人を沢山殺しておいて自分は平気で笑ってる。
そして、自分が死にそうになればどんなことをしてでも生き延びようとする。
自分が悪くないと勝手に思い込み、分が悪くなれば、他人に押し付ける…………
そんなどうしようもない人間が世の中にはいっぱいいるからね。
そういう人を助けるとなると、これが正しいことなのかどうか分からなくなる……」
そう言って目を伏せる蝶凜の瞳に悲しそうな光が瞬いてなんと声をかけたらいいのか分からなかった。
すると、蝶凜がゆっくり顔を上げて俺を見つめる
「どんな選択をしても、伏黒君は伏黒君だよ」
そう言って、形のいい眉を寄せて困ったように笑う蝶凜を見て、何故だか分からないがすごく胸が締め付けられた
「私は、強くないから……
この世の人を全員救うなんて、すごいことを簡単に言うことが出来ないけど……
でも、せめて、少しでも私の力で救える命があるのなら……できるだけ救いたい。

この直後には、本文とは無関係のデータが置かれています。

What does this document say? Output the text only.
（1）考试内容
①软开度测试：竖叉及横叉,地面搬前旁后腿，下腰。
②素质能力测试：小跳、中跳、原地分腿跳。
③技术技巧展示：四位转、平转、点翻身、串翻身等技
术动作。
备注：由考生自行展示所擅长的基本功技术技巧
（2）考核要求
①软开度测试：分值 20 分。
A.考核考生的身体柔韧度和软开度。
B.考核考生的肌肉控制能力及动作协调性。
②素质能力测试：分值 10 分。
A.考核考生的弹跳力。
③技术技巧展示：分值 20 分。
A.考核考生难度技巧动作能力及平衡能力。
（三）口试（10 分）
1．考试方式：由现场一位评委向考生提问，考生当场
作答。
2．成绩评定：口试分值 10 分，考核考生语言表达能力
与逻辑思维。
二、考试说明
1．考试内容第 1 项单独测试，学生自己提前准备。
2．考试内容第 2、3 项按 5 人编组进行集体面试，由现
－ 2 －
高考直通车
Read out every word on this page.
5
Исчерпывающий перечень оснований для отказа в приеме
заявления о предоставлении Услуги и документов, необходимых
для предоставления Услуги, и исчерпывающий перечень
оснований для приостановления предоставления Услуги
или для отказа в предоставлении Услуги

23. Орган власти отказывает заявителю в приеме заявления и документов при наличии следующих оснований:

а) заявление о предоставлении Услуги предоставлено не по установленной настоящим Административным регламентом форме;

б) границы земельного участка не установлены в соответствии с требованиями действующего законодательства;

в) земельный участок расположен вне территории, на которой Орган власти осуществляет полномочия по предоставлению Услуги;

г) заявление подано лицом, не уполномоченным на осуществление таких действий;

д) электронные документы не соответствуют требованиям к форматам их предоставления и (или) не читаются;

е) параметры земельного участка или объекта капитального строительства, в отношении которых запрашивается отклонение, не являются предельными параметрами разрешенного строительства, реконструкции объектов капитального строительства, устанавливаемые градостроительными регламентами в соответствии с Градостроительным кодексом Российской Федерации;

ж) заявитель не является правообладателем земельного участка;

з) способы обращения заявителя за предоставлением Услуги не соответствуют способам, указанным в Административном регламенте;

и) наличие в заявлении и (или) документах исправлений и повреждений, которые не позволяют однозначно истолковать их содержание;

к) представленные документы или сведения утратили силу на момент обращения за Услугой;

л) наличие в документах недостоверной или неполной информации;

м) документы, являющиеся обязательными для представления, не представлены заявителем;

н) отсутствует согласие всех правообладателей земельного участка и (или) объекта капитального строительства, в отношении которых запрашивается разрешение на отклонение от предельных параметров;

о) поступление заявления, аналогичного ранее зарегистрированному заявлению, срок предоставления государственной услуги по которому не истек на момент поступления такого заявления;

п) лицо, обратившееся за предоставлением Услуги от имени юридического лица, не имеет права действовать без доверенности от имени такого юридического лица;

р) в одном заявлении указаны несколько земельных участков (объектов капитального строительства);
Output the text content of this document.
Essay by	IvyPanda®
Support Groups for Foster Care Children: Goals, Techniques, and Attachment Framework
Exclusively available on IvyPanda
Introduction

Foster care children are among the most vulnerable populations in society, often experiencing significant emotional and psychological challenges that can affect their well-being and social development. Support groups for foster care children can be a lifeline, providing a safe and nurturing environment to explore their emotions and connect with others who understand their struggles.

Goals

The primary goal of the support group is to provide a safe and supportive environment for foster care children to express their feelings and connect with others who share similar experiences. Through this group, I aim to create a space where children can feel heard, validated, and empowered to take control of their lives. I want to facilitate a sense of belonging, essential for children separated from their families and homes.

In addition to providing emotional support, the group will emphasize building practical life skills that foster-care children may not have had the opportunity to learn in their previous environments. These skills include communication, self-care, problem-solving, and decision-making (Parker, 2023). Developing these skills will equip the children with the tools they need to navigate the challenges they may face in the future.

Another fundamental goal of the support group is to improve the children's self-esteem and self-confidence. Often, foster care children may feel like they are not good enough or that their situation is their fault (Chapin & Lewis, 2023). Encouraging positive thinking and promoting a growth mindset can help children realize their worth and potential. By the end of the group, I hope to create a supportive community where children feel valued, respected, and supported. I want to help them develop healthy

」
そう言う蝶凜に少し…少しだけ興味が湧いた。
その生き様に、
呪術師としての目標に、
一生懸命前を進んでいく姿に、
感動と尊敬の念を抱いた。
ただ、言葉にするときっとこいつは「私は尊敬されるほどすごい人じゃないよ」と困ったように笑うだろう。
だからこの気持ちは胸にとどめておく。
そして、その思いと同時に、こいつのことを守りたいと
そう、強く思った
春風が窓から吹きこんで俺達の髪を揺らす。
太陽に照らされ暖かな木漏れ日が教室に入り込む
とても心地よかった
その雰囲気を思いっきりぶち壊したのが
「ヤッホー!可愛い生徒達!
今日の授業はっじめっるよ~
…あれ?なんかいい感じ?」
バァァン!!という音をたてて入って来た教師にこれまで以上に殺意が湧いたのは言うまでもない。